We seldom see so free and frank an exchange of ideas between major figures in intellectual history as appears in the final correspondence between the American psychologist, Granville Stanley Hall (1844-1924), and the founder of psychoanalysis, Sigmund Freud (1856-1939). Hall and Freud were eminent in different ways. Hall as an editor, teacher, and college administrator contributed greatly to the development of the disciplines of psychology and education in the United States; moreover, a large, educated audience heard and read his interpretations of contemporaneous social developments. The courage of the two men in their willingness to review their relationship and to discuss fundamental problems gives to this exchange of letters more than ordinary interest.

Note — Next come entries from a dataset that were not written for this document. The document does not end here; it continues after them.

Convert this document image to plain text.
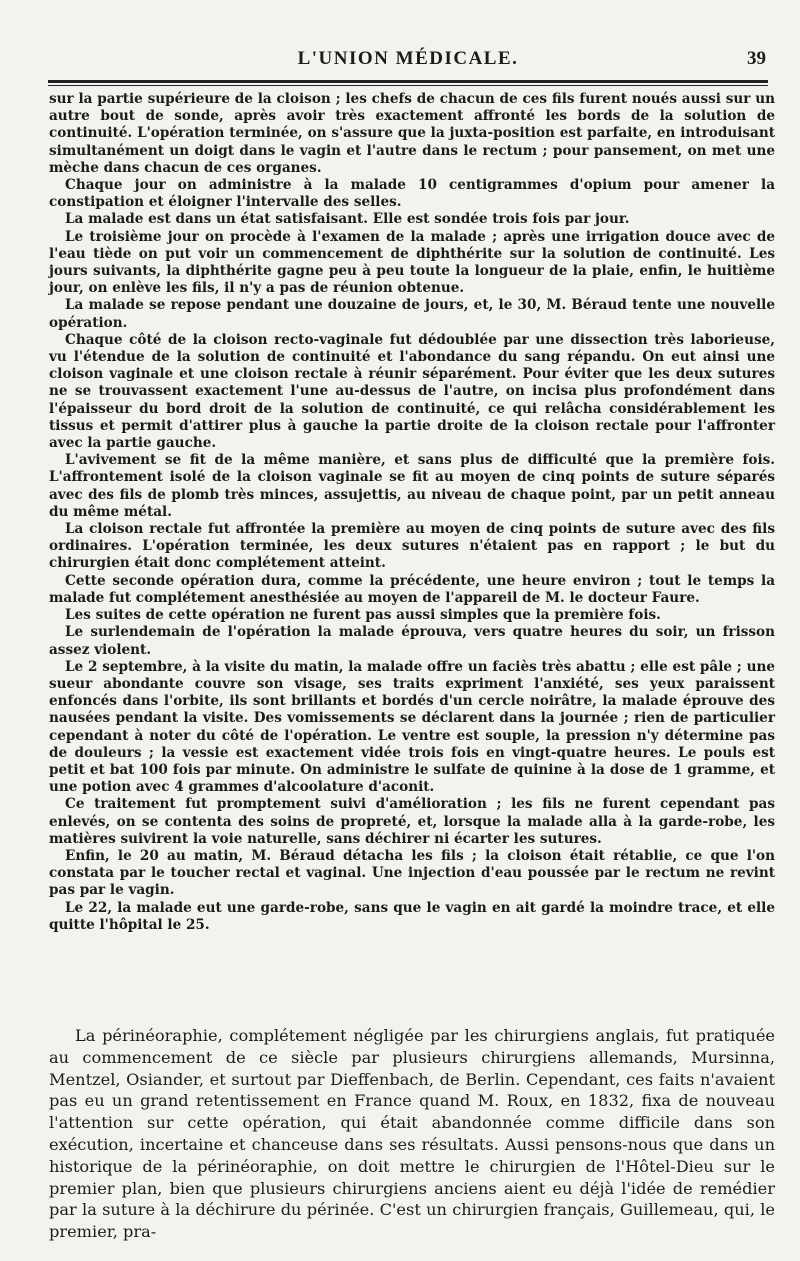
L'UNION MÉDICALE.	39

sur la partie supérieure de la cloison ; les chefs de chacun de ces fils furent noués aussi sur un autre bout de sonde, après avoir très exactement affronté les bords de la solution de continuité. L'opération terminée, on s'assure que la juxta-position est parfaite, en introduisant simultanément un doigt dans le vagin et l'autre dans le rectum ; pour pansement, on met une mèche dans chacun de ces organes.

Chaque jour on administre à la malade 10 centigrammes d'opium pour amener la constipation et éloigner l'intervalle des selles.

La malade est dans un état satisfaisant. Elle est sondée trois fois par jour.

Le troisième jour on procède à l'examen de la malade ; après une irrigation douce avec de l'eau tiède on put voir un commencement de diphthérite sur la solution de continuité. Les jours suivants, la diphthérite gagne peu à peu toute la longueur de la plaie, enfin, le huitième jour, on enlève les fils, il n'y a pas de réunion obtenue.

La malade se repose pendant une douzaine de jours, et, le 30, M. Béraud tente une nouvelle opération.

Chaque côté de la cloison recto-vaginale fut dédoublée par une dissection très laborieuse, vu l'étendue de la solution de continuité et l'abondance du sang répandu. On eut ainsi une cloison vaginale et une cloison rectale à réunir séparément. Pour éviter que les deux sutures ne se trouvassent exactement l'une au-dessus de l'autre, on incisa plus profondément dans l'épaisseur du bord droit de la solution de continuité, ce qui relâcha considérablement les tissus et permit d'attirer plus à gauche la partie droite de la cloison rectale pour l'affronter avec la partie gauche.

L'avivement se fit de la même manière, et sans plus de difficulté que la première fois. L'affrontement isolé de la cloison vaginale se fit au moyen de cinq points de suture séparés avec des fils de plomb très minces, assujettis, au niveau de chaque point, par un petit anneau du même métal.

La cloison rectale fut affrontée la première au moyen de cinq points de suture avec des fils ordinaires. L'opération terminée, les deux sutures n'étaient pas en rapport ; le but du chirurgien était donc complétement atteint.

Cette seconde opération dura, comme la précédente, une heure environ ; tout le temps la malade fut complétement anesthésiée au moyen de l'appareil de M. le docteur Faure.

Les suites de cette opération ne furent pas aussi simples que la première fois.

Le surlendemain de l'opération la malade éprouva, vers quatre heures du soir, un frisson assez violent.

Le 2 septembre, à la visite du matin, la malade offre un faciès très abattu ; elle est pâle ; une sueur abondante couvre son visage, ses traits expriment l'anxiété, ses yeux paraissent enfoncés dans l'orbite, ils sont brillants et bordés d'un cercle noirâtre, la malade éprouve des nausées pendant la visite. Des vomissements se déclarent dans la journée ; rien de particulier cependant à noter du côté de l'opération. Le ventre est souple, la pression n'y détermine pas de douleurs ; la vessie est exactement vidée trois fois en vingt-quatre heures. Le pouls est petit et bat 100 fois par minute. On administre le sulfate de quinine à la dose de 1 gramme, et une potion avec 4 grammes d'alcoolature d'aconit.

Ce traitement fut promptement suivi d'amélioration ; les fils ne furent cependant pas enlevés, on se contenta des soins de propreté, et, lorsque la malade alla à la garde-robe, les matières suivirent la voie naturelle, sans déchirer ni écarter les sutures.

Enfin, le 20 au matin, M. Béraud détacha les fils ; la cloison était rétablie, ce que l'on constata par le toucher rectal et vaginal. Une injection d'eau poussée par le rectum ne revint pas par le vagin.

Le 22, la malade eut une garde-robe, sans que le vagin en ait gardé la moindre trace, et elle quitte l'hôpital le 25.

La périnéoraphie, complétement négligée par les chirurgiens anglais, fut pratiquée au commencement de ce siècle par plusieurs chirurgiens allemands, Mursinna, Mentzel, Osiander, et surtout par Dieffenbach, de Berlin. Cependant, ces faits n'avaient pas eu un grand retentissement en France quand M. Roux, en 1832, fixa de nouveau l'attention sur cette opération, qui était abandonnée comme difficile dans son exécution, incertaine et chanceuse dans ses résultats. Aussi pensons-nous que dans un historique de la périnéoraphie, on doit mettre le chirurgien de l'Hôtel-Dieu sur le premier plan, bien que plusieurs chirurgiens anciens aient eu déjà l'idée de remédier par la suture à la déchirure du périnée. C'est un chirurgien français, Guillemeau, qui, le premier, pra-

Stanley Hall was the older of the two men and died a few months after writing his letter. Born in rural New England, he expected to become a clergyman. As a result of two trips to European universities he turned away from the ministry and, after studying under William James, received the first Ph.D. awarded in psychology in the United States. He founded the psychological laboratory at Johns Hopkins University and started the first psychological periodical to be published in this country, The American Journal of Psychology. As interested in pedagogy as in psychology, he was the founder of genetic psychology as a discipline. In 1888 he became the first president of Clark University, a post that he held until retirement and that seemed to bring him little but grief. Hall was an impresario of ideas; his biographer characterized him as 'The Playboy of Western Scholarship' (15).